While day skiers seem to be following the rules, the resort is not seeing the same safety measures in place during their night-skiing operations, so will take a pause to reconsider their approach.
Governor Gavin Newsom’s Dec. 7 stay-at-home order remains in effect for most of the state, limiting people to travel within 120 miles of their homes, effectively putting the kibosh on California’s slopes as a destination for most skiers this winter.
The state is seeing an average increase of 43,444 new cases per day, according to reporting by The New York Times. That said, the ski resorts are all open for business, albeit local business.
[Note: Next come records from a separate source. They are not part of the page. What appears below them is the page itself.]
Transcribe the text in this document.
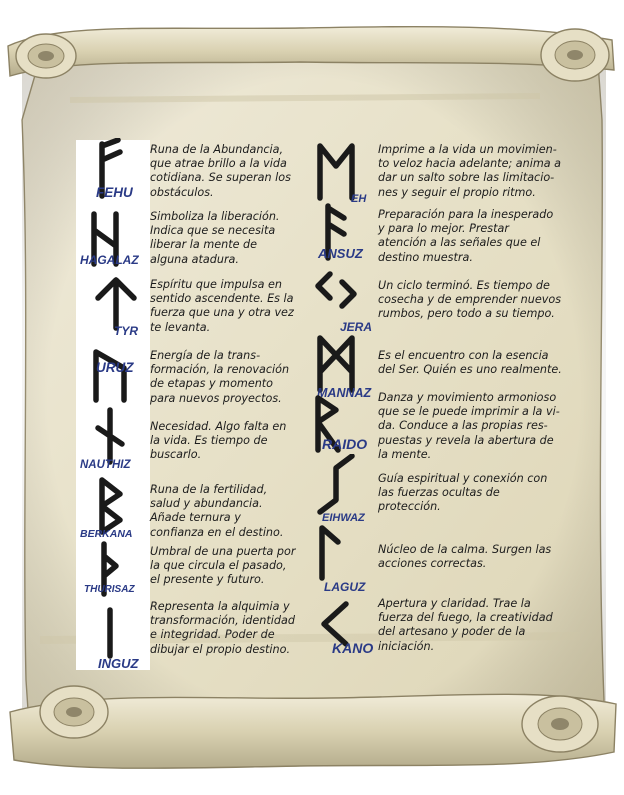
FEHU
Runa de la Abundancia,
que atrae brillo a la vida
cotidiana. Se superan los
obstáculos.
HAGALAZ
Simboliza la liberación.
Indica que se necesita
liberar la mente de
alguna atadura.
TYR
Espíritu que impulsa en
sentido ascendente. Es la
fuerza que una y otra vez
te levanta.
URUZ
Energía de la trans-
formación, la renovación
de etapas y momento
para nuevos proyectos.
NAUTHIZ
Necesidad. Algo falta en
la vida. Es tiempo de
buscarlo.
BERKANA
Runa de la fertilidad,
salud y abundancia.
Añade ternura y
confianza en el destino.
THURISAZ
Umbral de una puerta por
la que circula el pasado,
el presente y futuro.
INGUZ
Representa la alquimia y
transformación, identidad
e integridad. Poder de
dibujar el propio destino.
EH
Imprime a la vida un movimien-
to veloz hacia adelante; anima a
dar un salto sobre las limitacio-
nes y seguir el propio ritmo.
ANSUZ
Preparación para la inesperado
y para lo mejor. Prestar
atención a las señales que el
destino muestra.
JERA
Un ciclo terminó. Es tiempo de
cosecha y de emprender nuevos
rumbos, pero todo a su tiempo.
MANNAZ
Es el encuentro con la esencia
del Ser. Quién es uno realmente.
RAIDO
Danza y movimiento armonioso
que se le puede imprimir a la vi-
da. Conduce a las propias res-
puestas y revela la abertura de
la mente.
EIHWAZ
Guía espiritual y conexión con
las fuerzas ocultas de
protección.
LAGUZ
Núcleo de la calma. Surgen las
acciones correctas.
KANO
Apertura y claridad. Trae la
fuerza del fuego, la creatividad
del artesano y poder de la
iniciación.
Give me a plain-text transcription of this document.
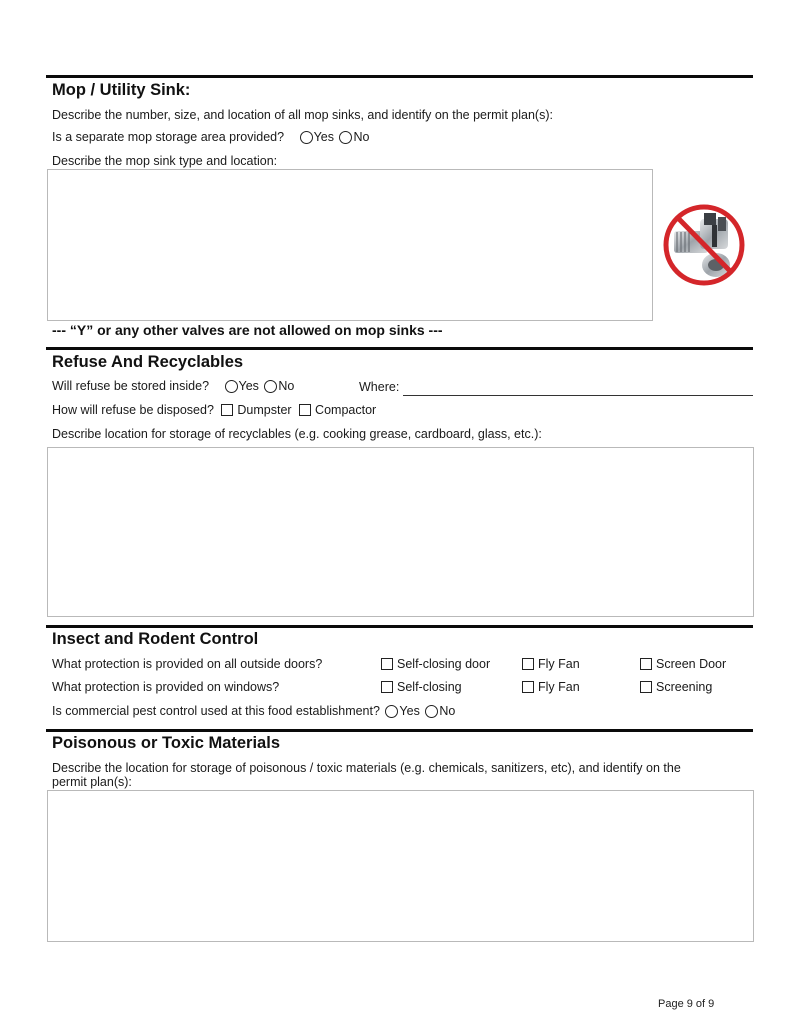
Mop / Utility Sink:
Describe the number, size, and location of all mop sinks, and identify on the permit plan(s):
Is a separate mop storage area provided? Yes No
Describe the mop sink type and location:
--- “Y” or any other valves are not allowed on mop sinks ---
Refuse And Recyclables
Will refuse be stored inside? Yes No	Where:
How will refuse be disposed? Dumpster Compactor
Describe location for storage of recyclables (e.g. cooking grease, cardboard, glass, etc.):
Insect and Rodent Control
What protection is provided on all outside doors?	Self-closing door	Fly Fan	Screen Door
What protection is provided on windows?	Self-closing	Fly Fan	Screening
Is commercial pest control used at this food establishment? Yes No
Poisonous or Toxic Materials
Describe the location for storage of poisonous / toxic materials (e.g. chemicals, sanitizers, etc), and identify on the
permit plan(s):
Page 9 of 9
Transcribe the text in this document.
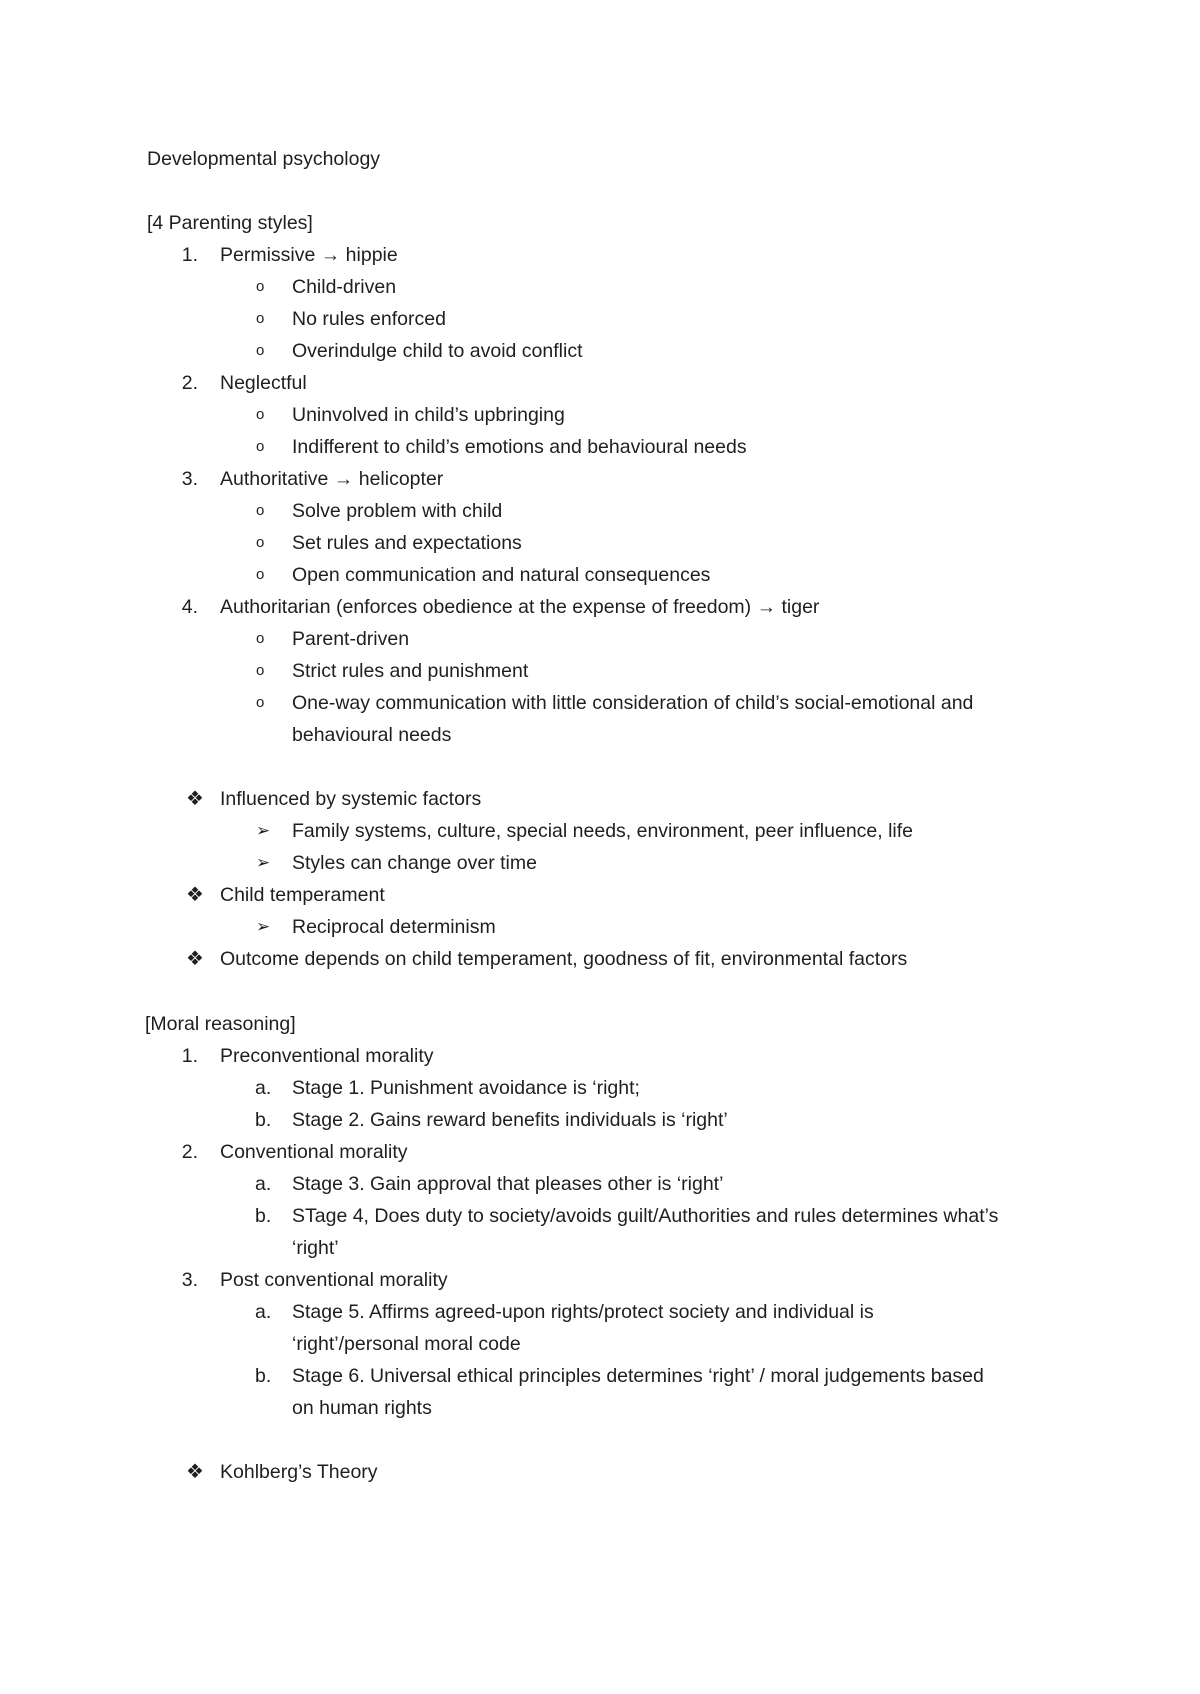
Developmental psychology
[4 Parenting styles]
1. Permissive → hippie
o Child-driven
o No rules enforced
o Overindulge child to avoid conflict
2. Neglectful
o Uninvolved in child’s upbringing
o Indifferent to child’s emotions and behavioural needs
3. Authoritative → helicopter
o Solve problem with child
o Set rules and expectations
o Open communication and natural consequences
4. Authoritarian (enforces obedience at the expense of freedom) → tiger
o Parent-driven
o Strict rules and punishment
o One-way communication with little consideration of child’s social-emotional and
behavioural needs
❖ Influenced by systemic factors
➢ Family systems, culture, special needs, environment, peer influence, life
➢ Styles can change over time
❖ Child temperament
➢ Reciprocal determinism
❖ Outcome depends on child temperament, goodness of fit, environmental factors
[Moral reasoning]
1. Preconventional morality
a. Stage 1. Punishment avoidance is ‘right;
b. Stage 2. Gains reward benefits individuals is ‘right’
2. Conventional morality
a. Stage 3. Gain approval that pleases other is ‘right’
b. STage 4, Does duty to society/avoids guilt/Authorities and rules determines what’s
‘right’
3. Post conventional morality
a. Stage 5. Affirms agreed-upon rights/protect society and individual is
‘right’/personal moral code
b. Stage 6. Universal ethical principles determines ‘right’ / moral judgements based
on human rights
❖ Kohlberg’s Theory
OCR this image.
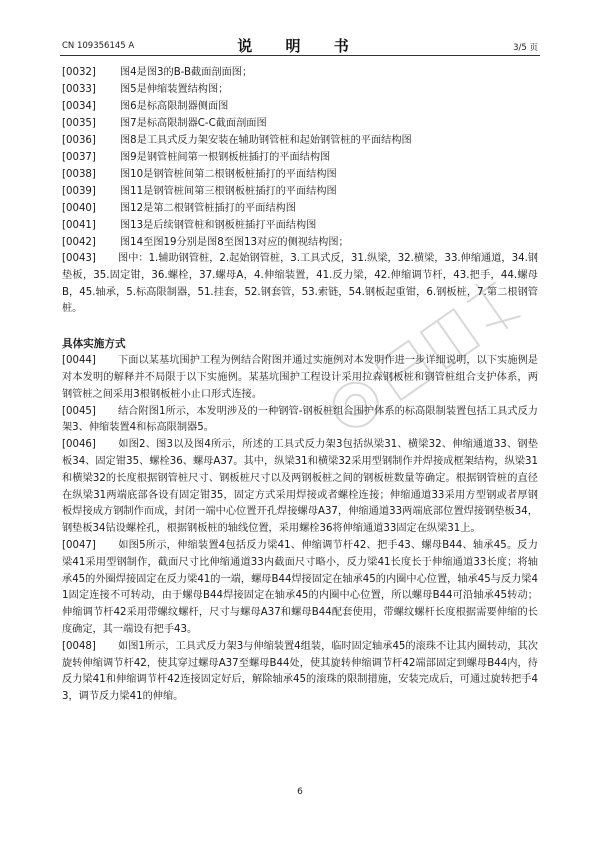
CN 109356145 A	说 明 书	3/5 页
[0032] 图4是图3的B-B截面剖面图；
[0033] 图5是伸缩装置结构图；
[0034] 图6是标高限制器侧面图
[0035] 图7是标高限制器C-C截面剖面图
[0036] 图8是工具式反力架安装在辅助钢管桩和起始钢管桩的平面结构图
[0037] 图9是钢管桩间第一根钢板桩插打的平面结构图
[0038] 图10是钢管桩间第二根钢板桩插打的平面结构图
[0039] 图11是钢管桩间第三根钢板桩插打的平面结构图
[0040] 图12是第二根钢管桩插打的平面结构图
[0041] 图13是后续钢管桩和钢板桩插打平面结构图
[0042] 图14至图19分别是图8至图13对应的侧视结构图；
[0043] 图中：1.辅助钢管桩，2.起始钢管桩，3.工具式反，31.纵梁，32.横梁，33.伸缩通道，34.钢垫板，35.固定钳，36.螺栓，37.螺母A，4.伸缩装置，41.反力梁，42.伸缩调节杆，43.把手，44.螺母B，45.轴承，5.标高限制器，51.挂套，52.钢套管，53.索链，54.钢板起重钳，6.钢板桩，7.第二根钢管桩。
具体实施方式
[0044] 下面以某基坑围护工程为例结合附图并通过实施例对本发明作进一步详细说明，以下实施例是对本发明的解释并不局限于以下实施例。某基坑围护工程设计采用拉森钢板桩和钢管桩组合支护体系，两钢管桩之间采用3根钢板桩小止口形式连接。
[0045] 结合附图1所示，本发明涉及的一种钢管-钢板桩组合围护体系的标高限制装置包括工具式反力架3、伸缩装置4和标高限制器5。
[0046] 如图2、图3以及图4所示，所述的工具式反力架3包括纵梁31、横梁32、伸缩通道33、钢垫板34、固定钳35、螺栓36、螺母A37。其中，纵梁31和横梁32采用型钢制作并焊接成框架结构，纵梁31和横梁32的长度根据钢管桩尺寸、钢板桩尺寸以及两钢板桩之间的钢板桩数量等确定。根据钢管桩的直径在纵梁31两端底部各设有固定钳35，固定方式采用焊接或者螺栓连接；伸缩通道33采用方型钢或者厚钢板焊接成方钢制作而成，封闭一端中心位置开孔焊接螺母A37，伸缩通道33两端底部位置焊接钢垫板34，钢垫板34钻设螺栓孔，根据钢板桩的轴线位置，采用螺栓36将伸缩通道33固定在纵梁31上。
[0047] 如图5所示，伸缩装置4包括反力梁41、伸缩调节杆42、把手43、螺母B44、轴承45。反力梁41采用型钢制作，截面尺寸比伸缩通道33内截面尺寸略小，反力梁41长度长于伸缩通道33长度；将轴承45的外圈焊接固定在反力梁41的一端，螺母B44焊接固定在轴承45的内圈中心位置，轴承45与反力梁41固定连接不可转动，由于螺母B44焊接固定在轴承45的内圈中心位置，所以螺母B44可沿轴承45转动；伸缩调节杆42采用带螺纹螺杆，尺寸与螺母A37和螺母B44配套使用，带螺纹螺杆长度根据需要伸缩的长度确定，其一端设有把手43。
[0048] 如图1所示，工具式反力架3与伸缩装置4组装，临时固定轴承45的滚珠不让其内圈转动，其次旋转伸缩调节杆42，使其穿过螺母A37至螺母B44处，使其旋转伸缩调节杆42端部固定到螺母B44内，待反力梁41和伸缩调节杆42连接固定好后，解除轴承45的滚珠的限制措施，安装完成后，可通过旋转把手43，调节反力梁41的伸缩。
6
In Mono County, home to Mammoth, there’s increased demand to re-open local businesses even as the virus continues to spread. The ski slopes remain open, though resort-owned lodging is not available for the duration of the stay-at-home order, dining is to-go only, and day lodge access is limited to restrooms, lockers, ski rentals, and guest services.
Go Deeper: Remote Learning for Backcountry Skiers
On December 26, Ontario shut down all non-essential businesses to stem the spread of COVID-19, which includes the province’s 58 ski areas.
The move was made in part to discourage travel between the provinces—the U.S./Canada border has been closed since March—but there is speculation that the shutdown is having the opposite effect, as people are now crossing into Quebec to ski that province’s open slopes.
The rest of the country’s ski areas are also open for business, but not entirely without issues. Alberta and B.C. have both reported outbreaks at several of their resorts, including Lake Louise, Nakiska, and Big White, mostly among staff. And Kicking Horse, B.C., has eliminated the single lines due to people abusing it and harassing lifties who load one person to a gondola, which is absolutely shattering our perception of our ‘Sorry, eh’ neighbors up north.
Despite that, Destination B.C.’s Media Relations Specialist Sabrina Robson says that the “resorts here have done a great job of implementing safety measures, and for the most part, we’ve seen a high level of compliance. There’s a travel restriction in B.C. until Feb. 5, so it’s mainly locals visiting the resorts at the moment.”